Le marché mondial du diamant traverse une période difficile depuis plusieurs années. Face à une demande en berne, des prix volatils et une concurrence accrue des pierres de synthèse, les acteurs de la filière tentent de se réorganiser. C'est dans ce contexte que le groupe De Beers, référence historique du secteur, est mis en vente par son propriétaire, le conglomérat minier anglo-sud-africain Anglo American.
Depuis qu'Anglo American a officiellement lancé un processus de cession, qui suscite un vif intérêt tant du côté des acteurs privés que des États, les spéculations et les bruits de coulisses se multiplient. Fondé en 1888 en Afrique du Sud, De Beers a longtemps incarné l’hégémonie mondiale du diamant, contrôlant jusqu’à 80 % du marché au cours du XXᵉ siècle. Aujourd’hui, sa part de marché est tombée à environ 30 %, mais l’entreprise reste incontournable grâce à son expertise, son réseau et son rôle historique dans la promotion du diamant comme symbole d’amour et de luxe. Pour Anglo American, en pleine réorganisation de son portefeuille d’actifs, cette cession répond à un double objectif : alléger sa dette et recentrer ses activités sur des segments plus porteurs comme le cuivre et le minerai de fer.
La mise en vente intervient alors que l’industrie du diamant est fragilisée. La demande mondiale, notamment en Chine et aux États-Unis, deux marchés clés pour la joaillerie, a fortement ralenti. La montée en puissance des diamants de laboratoire, moins chers et de plus en plus prisés par les jeunes générations, accentue la pression sur les producteurs traditionnels. Selon plusieurs cabinets d’analyse, les prix des diamants bruts ont chuté de près de 20 % en 2023. Dans ce contexte, la valorisation de De Beers pourrait être affectée, mais son aura historique et ses actifs stratégiques (mines au Botswana, en Namibie et en Afrique du Sud, ainsi qu’un puissant réseau de distribution) en font une cible attractive.
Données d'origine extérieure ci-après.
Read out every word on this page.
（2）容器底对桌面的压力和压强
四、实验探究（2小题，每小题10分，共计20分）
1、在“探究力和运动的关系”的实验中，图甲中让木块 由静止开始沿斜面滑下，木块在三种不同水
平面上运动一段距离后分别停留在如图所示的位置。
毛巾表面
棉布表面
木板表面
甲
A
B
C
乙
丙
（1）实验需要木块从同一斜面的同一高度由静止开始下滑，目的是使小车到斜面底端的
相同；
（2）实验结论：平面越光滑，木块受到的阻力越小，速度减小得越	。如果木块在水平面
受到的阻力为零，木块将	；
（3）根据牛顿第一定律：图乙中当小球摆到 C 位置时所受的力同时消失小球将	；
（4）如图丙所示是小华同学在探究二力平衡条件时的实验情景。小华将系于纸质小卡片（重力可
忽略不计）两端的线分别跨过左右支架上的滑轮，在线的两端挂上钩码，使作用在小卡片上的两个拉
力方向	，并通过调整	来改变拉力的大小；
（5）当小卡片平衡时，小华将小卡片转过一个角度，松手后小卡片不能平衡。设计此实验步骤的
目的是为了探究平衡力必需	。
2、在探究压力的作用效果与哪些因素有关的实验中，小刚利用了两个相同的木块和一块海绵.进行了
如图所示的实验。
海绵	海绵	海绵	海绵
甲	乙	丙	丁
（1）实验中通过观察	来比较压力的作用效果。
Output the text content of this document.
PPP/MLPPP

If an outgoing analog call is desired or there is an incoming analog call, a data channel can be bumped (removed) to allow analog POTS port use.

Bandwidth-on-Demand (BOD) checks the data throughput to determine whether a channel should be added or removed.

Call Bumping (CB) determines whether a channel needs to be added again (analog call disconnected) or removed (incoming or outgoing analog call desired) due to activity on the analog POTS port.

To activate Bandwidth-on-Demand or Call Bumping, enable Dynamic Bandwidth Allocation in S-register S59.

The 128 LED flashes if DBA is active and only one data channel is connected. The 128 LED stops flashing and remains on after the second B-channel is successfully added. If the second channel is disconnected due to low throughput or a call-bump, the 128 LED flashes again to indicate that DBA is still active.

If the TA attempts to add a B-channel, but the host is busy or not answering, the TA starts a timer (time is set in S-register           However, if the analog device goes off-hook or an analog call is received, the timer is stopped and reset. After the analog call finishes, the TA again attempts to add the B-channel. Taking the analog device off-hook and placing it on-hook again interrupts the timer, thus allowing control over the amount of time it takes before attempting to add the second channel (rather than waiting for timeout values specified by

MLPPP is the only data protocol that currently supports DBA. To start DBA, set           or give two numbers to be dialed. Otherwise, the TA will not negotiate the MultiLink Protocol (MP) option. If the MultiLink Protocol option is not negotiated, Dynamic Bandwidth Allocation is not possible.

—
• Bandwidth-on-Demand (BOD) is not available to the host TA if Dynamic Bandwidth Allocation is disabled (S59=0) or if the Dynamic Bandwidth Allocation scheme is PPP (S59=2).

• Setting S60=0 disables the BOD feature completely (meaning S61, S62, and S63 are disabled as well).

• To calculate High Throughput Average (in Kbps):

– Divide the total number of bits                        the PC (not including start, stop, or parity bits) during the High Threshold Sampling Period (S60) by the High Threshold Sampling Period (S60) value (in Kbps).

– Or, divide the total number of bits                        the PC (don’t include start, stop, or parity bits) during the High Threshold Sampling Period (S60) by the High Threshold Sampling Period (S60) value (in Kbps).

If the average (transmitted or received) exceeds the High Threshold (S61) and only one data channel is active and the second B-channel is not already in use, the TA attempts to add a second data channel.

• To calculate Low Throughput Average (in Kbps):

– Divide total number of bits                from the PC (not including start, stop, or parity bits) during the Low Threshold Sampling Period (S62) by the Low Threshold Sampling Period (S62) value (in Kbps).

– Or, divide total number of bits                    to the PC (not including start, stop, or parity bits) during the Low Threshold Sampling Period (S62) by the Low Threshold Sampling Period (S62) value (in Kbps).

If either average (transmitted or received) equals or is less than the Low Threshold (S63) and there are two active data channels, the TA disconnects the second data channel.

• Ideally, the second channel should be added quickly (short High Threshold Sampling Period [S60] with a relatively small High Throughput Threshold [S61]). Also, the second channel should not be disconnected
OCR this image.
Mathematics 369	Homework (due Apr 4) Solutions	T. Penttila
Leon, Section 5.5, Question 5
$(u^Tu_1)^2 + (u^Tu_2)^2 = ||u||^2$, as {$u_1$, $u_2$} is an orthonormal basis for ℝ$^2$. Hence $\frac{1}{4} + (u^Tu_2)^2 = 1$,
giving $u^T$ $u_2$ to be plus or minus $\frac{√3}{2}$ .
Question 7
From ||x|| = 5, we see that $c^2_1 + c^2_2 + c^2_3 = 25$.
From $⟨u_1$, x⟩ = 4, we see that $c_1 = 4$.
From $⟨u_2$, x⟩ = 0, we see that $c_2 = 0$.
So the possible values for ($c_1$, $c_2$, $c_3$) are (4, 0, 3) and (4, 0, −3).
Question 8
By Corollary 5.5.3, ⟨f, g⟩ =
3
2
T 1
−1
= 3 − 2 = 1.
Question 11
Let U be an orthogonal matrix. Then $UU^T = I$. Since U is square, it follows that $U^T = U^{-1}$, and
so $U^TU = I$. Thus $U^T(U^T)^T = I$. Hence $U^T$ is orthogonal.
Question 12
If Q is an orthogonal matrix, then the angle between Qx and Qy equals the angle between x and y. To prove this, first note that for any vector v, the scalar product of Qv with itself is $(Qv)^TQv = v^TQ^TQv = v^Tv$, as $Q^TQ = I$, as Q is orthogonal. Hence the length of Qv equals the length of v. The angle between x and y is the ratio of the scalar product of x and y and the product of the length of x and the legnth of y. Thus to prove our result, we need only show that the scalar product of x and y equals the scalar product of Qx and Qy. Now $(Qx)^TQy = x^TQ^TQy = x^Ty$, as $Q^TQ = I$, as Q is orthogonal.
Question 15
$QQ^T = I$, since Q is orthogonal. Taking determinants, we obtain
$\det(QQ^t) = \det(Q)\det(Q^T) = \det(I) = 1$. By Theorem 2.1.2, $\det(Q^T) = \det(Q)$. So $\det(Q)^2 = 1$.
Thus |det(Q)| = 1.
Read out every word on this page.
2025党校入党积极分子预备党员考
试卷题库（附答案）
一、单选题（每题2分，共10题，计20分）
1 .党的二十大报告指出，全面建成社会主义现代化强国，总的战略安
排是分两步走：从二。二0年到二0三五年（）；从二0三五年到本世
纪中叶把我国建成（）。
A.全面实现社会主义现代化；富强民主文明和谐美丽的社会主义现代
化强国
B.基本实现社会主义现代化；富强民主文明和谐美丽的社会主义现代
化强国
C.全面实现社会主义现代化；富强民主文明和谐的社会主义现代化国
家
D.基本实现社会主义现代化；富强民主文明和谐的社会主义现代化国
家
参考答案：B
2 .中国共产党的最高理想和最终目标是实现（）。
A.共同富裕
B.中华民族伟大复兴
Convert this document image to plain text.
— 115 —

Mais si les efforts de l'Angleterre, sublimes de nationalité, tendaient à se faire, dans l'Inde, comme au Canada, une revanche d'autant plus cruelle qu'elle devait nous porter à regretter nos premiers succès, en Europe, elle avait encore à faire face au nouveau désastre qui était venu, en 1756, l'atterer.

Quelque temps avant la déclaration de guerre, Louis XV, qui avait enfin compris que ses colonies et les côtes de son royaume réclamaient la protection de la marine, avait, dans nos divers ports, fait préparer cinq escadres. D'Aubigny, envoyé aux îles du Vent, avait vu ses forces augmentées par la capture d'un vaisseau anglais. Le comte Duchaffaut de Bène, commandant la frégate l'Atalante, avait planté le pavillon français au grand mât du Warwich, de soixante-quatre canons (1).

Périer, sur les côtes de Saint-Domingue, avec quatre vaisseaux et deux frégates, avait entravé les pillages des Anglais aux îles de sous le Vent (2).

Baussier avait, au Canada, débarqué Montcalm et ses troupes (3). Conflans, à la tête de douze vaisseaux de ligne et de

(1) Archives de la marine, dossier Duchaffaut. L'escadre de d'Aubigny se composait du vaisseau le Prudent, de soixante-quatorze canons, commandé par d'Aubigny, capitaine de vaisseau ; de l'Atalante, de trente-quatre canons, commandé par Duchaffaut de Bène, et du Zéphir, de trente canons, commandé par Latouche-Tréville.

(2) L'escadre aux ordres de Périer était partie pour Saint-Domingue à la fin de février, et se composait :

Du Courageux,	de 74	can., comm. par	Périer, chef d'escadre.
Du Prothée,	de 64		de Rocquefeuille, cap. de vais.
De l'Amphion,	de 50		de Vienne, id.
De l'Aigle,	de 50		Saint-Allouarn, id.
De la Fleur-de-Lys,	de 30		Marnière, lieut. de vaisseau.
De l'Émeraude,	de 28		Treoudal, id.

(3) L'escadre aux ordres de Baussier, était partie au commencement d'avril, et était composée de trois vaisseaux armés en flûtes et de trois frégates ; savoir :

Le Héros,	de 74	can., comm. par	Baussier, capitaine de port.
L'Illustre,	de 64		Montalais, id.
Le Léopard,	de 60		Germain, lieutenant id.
Parmi les prétendants, le Qatar se distingue par son intérêt affiché. Déjà actif dans les secteurs de l’énergie, de l’immobilier et du sport, l’émirat cherche à diversifier davantage ses investissements souverains et à renforcer sa présence dans le luxe. Un rachat de De Beers lui permettrait d’acquérir un fleuron mondial et de gagner en influence sur un marché toujours porteur symboliquement. De manière plus discrète, la Russie figure également parmi les acteurs intéressés. Son géant minier Alrosa, premier producteur mondial de diamants bruts, verrait dans cette opération une opportunité de consolider sa domination. Toutefois, les sanctions occidentales liées à la guerre en Ukraine compliqueraient une telle acquisition, rendant improbable un rachat direct mais ouvrant la voie à des montages plus complexes via des partenaires tiers.
Au-delà des États, plusieurs maisons de luxe et conglomérats spécialisés se préparent aussi à entrer dans la course. Contrôler l’approvisionnement en diamants bruts représente un avantage stratégique pour sécuriser la chaîne de valeur et protéger l’authenticité de leurs produits face à la concurrence des pierres synthétiques. La vente de De Beers ne constitue pas seulement une opération financière. Elle marque la fin d’un cycle pour un groupe qui a façonné l’imaginaire du diamant au niveau mondial. Le futur acquéreur héritera d’un patrimoine industriel, mais aussi d’un défi : réinventer l’avenir du diamant naturel dans un marché en pleine redéfinition.